Specialised macromolecule secretion systems are essential pathogenicity determinants. Type IV secretion systems and the effector molecules that they transport, are potentially ideal targets for new classes of anti-infective molecules. Fundamental research will increase our understanding of the structure and function of Type IV secretion systems. This data will allow us to both design novel strategies for anti-infectious intervention and to design screening methods for the identification of inhibitors from the Drug Discovery program of our industrial partner.

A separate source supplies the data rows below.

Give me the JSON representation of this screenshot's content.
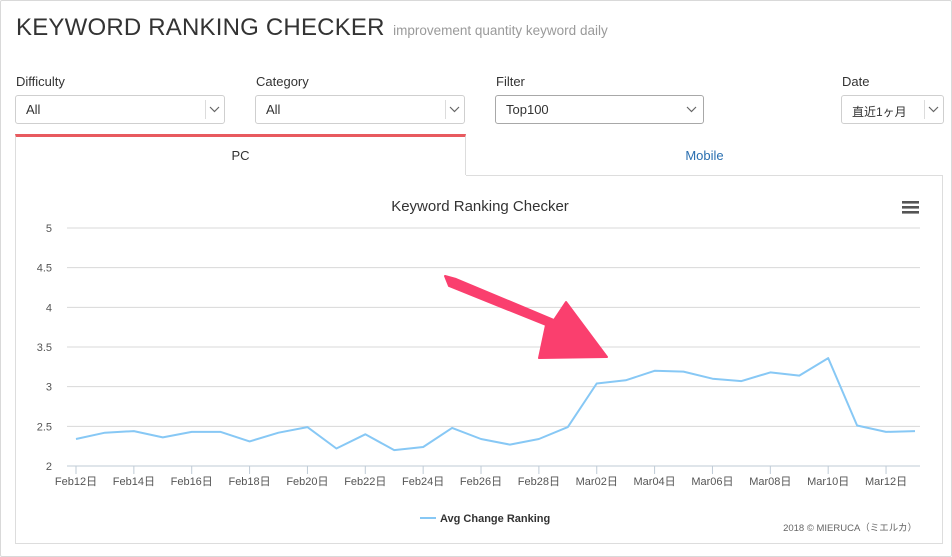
{
  "header": {
    "title": "KEYWORD RANKING CHECKER",
    "subtitle": "improvement quantity keyword daily"
  },
  "filters": {
    "difficulty": {
      "label": "Difficulty",
      "value": "All"
    },
    "category": {
      "label": "Category",
      "value": "All"
    },
    "filter": {
      "label": "Filter",
      "value": "Top100"
    },
    "date": {
      "label": "Date",
      "value": "直近1ヶ月"
    }
  },
  "tabs": {
    "pc": "PC",
    "mobile": "Mobile"
  },
  "chart_data": {
    "type": "line",
    "title": "Keyword Ranking Checker",
    "xlabel": "",
    "ylabel": "",
    "ylim": [
      2,
      5
    ],
    "yticks": [
      "5",
      "4.5",
      "4",
      "3.5",
      "3",
      "2.5",
      "2"
    ],
    "xticks": [
      "Feb12日",
      "Feb14日",
      "Feb16日",
      "Feb18日",
      "Feb20日",
      "Feb22日",
      "Feb24日",
      "Feb26日",
      "Feb28日",
      "Mar02日",
      "Mar04日",
      "Mar06日",
      "Mar08日",
      "Mar10日",
      "Mar12日"
    ],
    "grid": true,
    "legend": "bottom-center",
    "series": [
      {
        "name": "Avg Change Ranking",
        "color": "#87c8f5",
        "x": [
          "Feb12",
          "Feb13",
          "Feb14",
          "Feb15",
          "Feb16",
          "Feb17",
          "Feb18",
          "Feb19",
          "Feb20",
          "Feb21",
          "Feb22",
          "Feb23",
          "Feb24",
          "Feb25",
          "Feb26",
          "Feb27",
          "Feb28",
          "Mar01",
          "Mar02",
          "Mar03",
          "Mar04",
          "Mar05",
          "Mar06",
          "Mar07",
          "Mar08",
          "Mar09",
          "Mar10",
          "Mar11",
          "Mar12",
          "Mar13"
        ],
        "values": [
          2.34,
          2.42,
          2.44,
          2.36,
          2.43,
          2.43,
          2.31,
          2.42,
          2.49,
          2.22,
          2.4,
          2.2,
          2.24,
          2.48,
          2.34,
          2.27,
          2.34,
          2.49,
          3.04,
          3.08,
          3.2,
          3.19,
          3.1,
          3.07,
          3.18,
          3.14,
          3.36,
          2.51,
          2.43,
          2.44
        ]
      }
    ]
  },
  "chart_menu_icon": "hamburger-menu-icon",
  "annotation_arrow": {
    "color": "#fa3f6e"
  },
  "credits": "2018 © MIERUCA（ミエルカ）"
}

The molecules identified will allow the development of strategies for the optimisation of the use of anti-infective agents, since the aim of these inhibitors is to disarm the pathogen by blocking the export of essential virulence factors, and thus make it sensitive to the host defences.
DESCRIPTION OF WORK
We have defined aspects of the biology of Type IV secretion which we will explore in depth to identify targets for new molecules, concentrating on the systems in three pathogenic bacteria, Brucella, H. pylori, and B. pertussis but also use the tools developed in the participating laboratories based on the IncP, IncF and IncW conjugation systems and the Agrobacterium VirB systems. We will develop a three pronged approach to: 1. Address the question of specificity of each system for the transported substrate which will be of the prime importance when designing inhibitors- will an inhibitor of one system be capable of inhibiting another? Saturation mutagenesis will be used to identify key residues in the protein substrates of the Helicobacter Cag and Agrobacterium VirB systems. 2. Examine several structural and functional aspects of the transport apparatus defining its role in pathogen/cell interactions. Four components of the transport machinery, the VirB2/VirB5 pilus, VirB11/VirB4 NTPases, the VirB7 lipoprotein, and VirB1 lytic transglycosylases have been chosen for investigation as specific targets. Analysis will be at different levels including the construction and analysis of mutants in appropriate virulence models, a study of the physical and functional role of the transport complex in pathogen host interactions by microscopy, biochemical and cell biology approaches, and by structural analysis by NMR and X-ray crystallography. 3. Develop a simple screening assay for general Type IV secretion inhibitors using a bacterial conjugation model. Data from 1 and 2 above will allow us to develop screens for specific inhibitors of VifB1 lytic transglycosylases, VirB7 lipoprotein processing, and for VirB4 and VirB11 NTPases. Assays for inhibitors of substrate transport will be developed based on enzyme-fusion proteins with the recently identified protein substrates of the Gaf and VirB systems. The inhibitors identified will be validated in in vitro and in vivo models.